Eis que ela própria chegou a um número graúdo e bizarro, no sétimo volume.

Isso não aconteceu de forma tão orgânica, já que houveram polêmicas, brigas, contradições, demissões e diversas confusões de bastidores.

Essas incluíram saídas de diretores, expulsões de protagonistas supostamente por motivos políticos e ausências das figuras mais famosas e célebres.

É dessa forma que Pânico 7 chega aos cinemas, reunindo em seu elenco as figuras mais famosas fora as "retiradas", em especial sua final girl preferida, Neve Campbell, que pela sexta vez, faz Sidney Presscott.

Premissa

O que se prometia é que dessa vez a trama é pessoal - aparentemente, na maioria dos filmes sempre foi assim, mas tudo bem - já que a motivação do novo assassino que usa a "face fantasma" vai atrás de Sidney e das pessoas que compõem sua nova e pacata vida interiorana, com seu marido e com sua filha de 17 anos, Tatum Evans, de Isabel May.

Essas duas, especialmente, são o alvo do novo matador, aludindo não só ao presente da sua rainha do grito, mas principalmente ao passado.

Na verdade, Sidney tem mais de uma filha, como foi aludido em Pânico 5 - ou apenas Pânico, já que ele não assumiu uma numeração oficial, à priori - mas as outras duas filhas aparecem apenas em vídeo, são acessórios em uma trama que tenta utilizar a jovem Tatum como a nova Sidney, tentando assim pavimentar uma nova possibilidade de exploração dramática, pós saída de Melissa Barrera e Jenna Ortega.

Longe de Woodsboro, esse explora uma questão pontual e um grande mistério sempre discutido entre fãs da cinessérie, que é o destino de Stu Marcher, o famoso matador do primeiro filme, que era interpretado por Matthew Lillard.

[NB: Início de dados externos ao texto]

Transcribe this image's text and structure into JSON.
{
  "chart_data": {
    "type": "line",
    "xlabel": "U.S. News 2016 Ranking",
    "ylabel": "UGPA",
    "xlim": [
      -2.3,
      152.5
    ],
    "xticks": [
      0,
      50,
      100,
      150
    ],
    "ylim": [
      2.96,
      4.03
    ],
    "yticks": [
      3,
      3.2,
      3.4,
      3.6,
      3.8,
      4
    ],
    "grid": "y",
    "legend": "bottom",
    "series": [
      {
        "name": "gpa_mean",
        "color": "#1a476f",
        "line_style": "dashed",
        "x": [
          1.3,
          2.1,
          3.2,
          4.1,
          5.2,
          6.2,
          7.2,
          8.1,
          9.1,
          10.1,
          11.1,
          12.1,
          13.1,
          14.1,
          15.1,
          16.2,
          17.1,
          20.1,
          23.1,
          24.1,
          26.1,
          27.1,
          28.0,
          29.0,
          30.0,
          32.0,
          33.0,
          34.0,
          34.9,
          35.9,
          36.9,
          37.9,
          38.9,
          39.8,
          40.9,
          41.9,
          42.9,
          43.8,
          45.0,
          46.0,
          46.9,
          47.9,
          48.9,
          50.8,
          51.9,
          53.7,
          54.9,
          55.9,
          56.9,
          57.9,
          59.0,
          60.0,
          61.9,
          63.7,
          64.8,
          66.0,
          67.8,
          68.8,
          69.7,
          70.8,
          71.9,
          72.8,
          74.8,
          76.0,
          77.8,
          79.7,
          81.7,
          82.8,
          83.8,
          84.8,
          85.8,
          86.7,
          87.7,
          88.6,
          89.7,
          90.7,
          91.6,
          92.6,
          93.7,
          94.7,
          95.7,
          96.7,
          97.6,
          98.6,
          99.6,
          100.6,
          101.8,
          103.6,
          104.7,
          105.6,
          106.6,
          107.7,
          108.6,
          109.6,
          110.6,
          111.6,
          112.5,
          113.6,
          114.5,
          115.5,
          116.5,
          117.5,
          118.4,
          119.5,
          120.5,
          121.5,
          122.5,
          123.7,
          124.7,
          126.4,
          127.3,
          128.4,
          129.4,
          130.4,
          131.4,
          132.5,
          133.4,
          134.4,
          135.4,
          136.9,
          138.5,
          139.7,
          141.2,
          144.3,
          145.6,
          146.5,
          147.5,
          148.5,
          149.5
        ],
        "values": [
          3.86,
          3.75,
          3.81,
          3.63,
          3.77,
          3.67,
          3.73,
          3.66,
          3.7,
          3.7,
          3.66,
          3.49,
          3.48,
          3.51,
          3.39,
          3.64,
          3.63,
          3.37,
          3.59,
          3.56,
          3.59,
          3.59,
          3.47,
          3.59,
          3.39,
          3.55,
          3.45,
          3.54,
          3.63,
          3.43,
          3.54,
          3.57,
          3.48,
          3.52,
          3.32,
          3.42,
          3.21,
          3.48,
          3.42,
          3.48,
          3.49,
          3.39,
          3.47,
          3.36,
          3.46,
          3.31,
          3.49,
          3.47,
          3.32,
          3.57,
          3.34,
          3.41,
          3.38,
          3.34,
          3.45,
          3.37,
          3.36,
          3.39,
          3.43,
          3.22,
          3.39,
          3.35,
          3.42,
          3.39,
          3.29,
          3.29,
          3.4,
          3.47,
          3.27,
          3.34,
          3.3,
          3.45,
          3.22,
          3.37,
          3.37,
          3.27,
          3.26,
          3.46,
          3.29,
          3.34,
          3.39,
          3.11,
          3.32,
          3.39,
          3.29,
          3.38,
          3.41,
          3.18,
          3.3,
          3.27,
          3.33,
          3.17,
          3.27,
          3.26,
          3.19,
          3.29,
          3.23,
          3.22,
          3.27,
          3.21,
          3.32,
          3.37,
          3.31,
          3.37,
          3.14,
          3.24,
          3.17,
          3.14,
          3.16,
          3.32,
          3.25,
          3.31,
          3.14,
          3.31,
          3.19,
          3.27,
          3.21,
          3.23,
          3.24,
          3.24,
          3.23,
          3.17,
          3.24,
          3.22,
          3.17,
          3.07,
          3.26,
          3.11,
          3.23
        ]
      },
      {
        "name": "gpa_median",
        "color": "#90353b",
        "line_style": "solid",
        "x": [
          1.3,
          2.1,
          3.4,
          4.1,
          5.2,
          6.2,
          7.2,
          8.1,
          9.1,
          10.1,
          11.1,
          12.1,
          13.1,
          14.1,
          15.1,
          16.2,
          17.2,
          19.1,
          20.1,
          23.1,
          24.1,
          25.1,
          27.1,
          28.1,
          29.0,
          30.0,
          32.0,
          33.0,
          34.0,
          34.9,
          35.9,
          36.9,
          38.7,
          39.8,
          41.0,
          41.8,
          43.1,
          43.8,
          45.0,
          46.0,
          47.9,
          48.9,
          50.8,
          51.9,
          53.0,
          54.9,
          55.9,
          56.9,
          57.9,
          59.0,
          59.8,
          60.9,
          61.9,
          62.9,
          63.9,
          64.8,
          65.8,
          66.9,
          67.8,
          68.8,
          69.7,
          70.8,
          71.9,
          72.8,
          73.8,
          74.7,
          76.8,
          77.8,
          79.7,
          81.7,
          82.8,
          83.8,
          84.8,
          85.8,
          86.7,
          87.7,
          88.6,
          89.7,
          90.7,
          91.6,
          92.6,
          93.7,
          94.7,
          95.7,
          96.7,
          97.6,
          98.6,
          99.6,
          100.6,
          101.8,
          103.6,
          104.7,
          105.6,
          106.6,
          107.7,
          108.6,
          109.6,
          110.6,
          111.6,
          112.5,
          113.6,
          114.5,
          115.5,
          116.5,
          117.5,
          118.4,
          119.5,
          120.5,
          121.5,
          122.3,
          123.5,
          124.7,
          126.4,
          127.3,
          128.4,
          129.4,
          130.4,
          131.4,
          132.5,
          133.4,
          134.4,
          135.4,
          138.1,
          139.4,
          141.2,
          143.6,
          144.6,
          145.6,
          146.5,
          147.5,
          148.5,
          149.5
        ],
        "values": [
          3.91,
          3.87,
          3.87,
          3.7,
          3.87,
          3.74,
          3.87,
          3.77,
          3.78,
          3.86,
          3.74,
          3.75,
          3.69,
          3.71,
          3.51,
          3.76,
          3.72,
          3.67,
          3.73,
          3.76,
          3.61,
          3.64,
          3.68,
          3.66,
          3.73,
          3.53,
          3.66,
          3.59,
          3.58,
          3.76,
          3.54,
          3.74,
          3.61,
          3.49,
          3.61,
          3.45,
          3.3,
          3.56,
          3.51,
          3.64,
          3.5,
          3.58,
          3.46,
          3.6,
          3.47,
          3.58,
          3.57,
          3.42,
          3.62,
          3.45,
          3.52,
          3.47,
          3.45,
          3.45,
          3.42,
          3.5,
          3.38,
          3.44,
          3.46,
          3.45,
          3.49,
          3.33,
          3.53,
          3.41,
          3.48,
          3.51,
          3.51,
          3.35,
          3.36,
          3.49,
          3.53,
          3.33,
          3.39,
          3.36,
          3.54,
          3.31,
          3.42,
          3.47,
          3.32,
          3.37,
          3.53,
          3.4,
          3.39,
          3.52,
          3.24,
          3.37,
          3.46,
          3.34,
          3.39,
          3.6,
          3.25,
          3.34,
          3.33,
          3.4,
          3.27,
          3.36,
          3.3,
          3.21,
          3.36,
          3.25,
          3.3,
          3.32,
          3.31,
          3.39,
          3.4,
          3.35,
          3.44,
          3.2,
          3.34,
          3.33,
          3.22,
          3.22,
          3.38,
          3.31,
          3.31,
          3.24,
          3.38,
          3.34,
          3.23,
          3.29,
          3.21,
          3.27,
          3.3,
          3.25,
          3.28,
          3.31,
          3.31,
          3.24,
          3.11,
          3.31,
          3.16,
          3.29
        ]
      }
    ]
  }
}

Muitos aficionados acham que ele não morreu após a queda da televisão em sua cabeça, em Pânico e aqui se explora a possibilidade dele ter retornado ou não, para não só desenvolver uma série de mortes, mas também para atormentar a família Prescott Evans.

Se funcionará ou não é um grande mistério. Como dito no título, nesse artigo falaremos de alguns bastidores e de questões pontuais do filme, evitando spoilers. Em breve publicaremos uma análise mais detalhada, como normalmente fazemos.

Bastidores

Como é sabido, a série de filmes era levada pelo coletivo Radio Silence, o coletivo cinematográfico iniciado em 2011 e formado por Matt Bettinelli-Olpin, Tyler Gillett, Justin Martinez e Chade Villella.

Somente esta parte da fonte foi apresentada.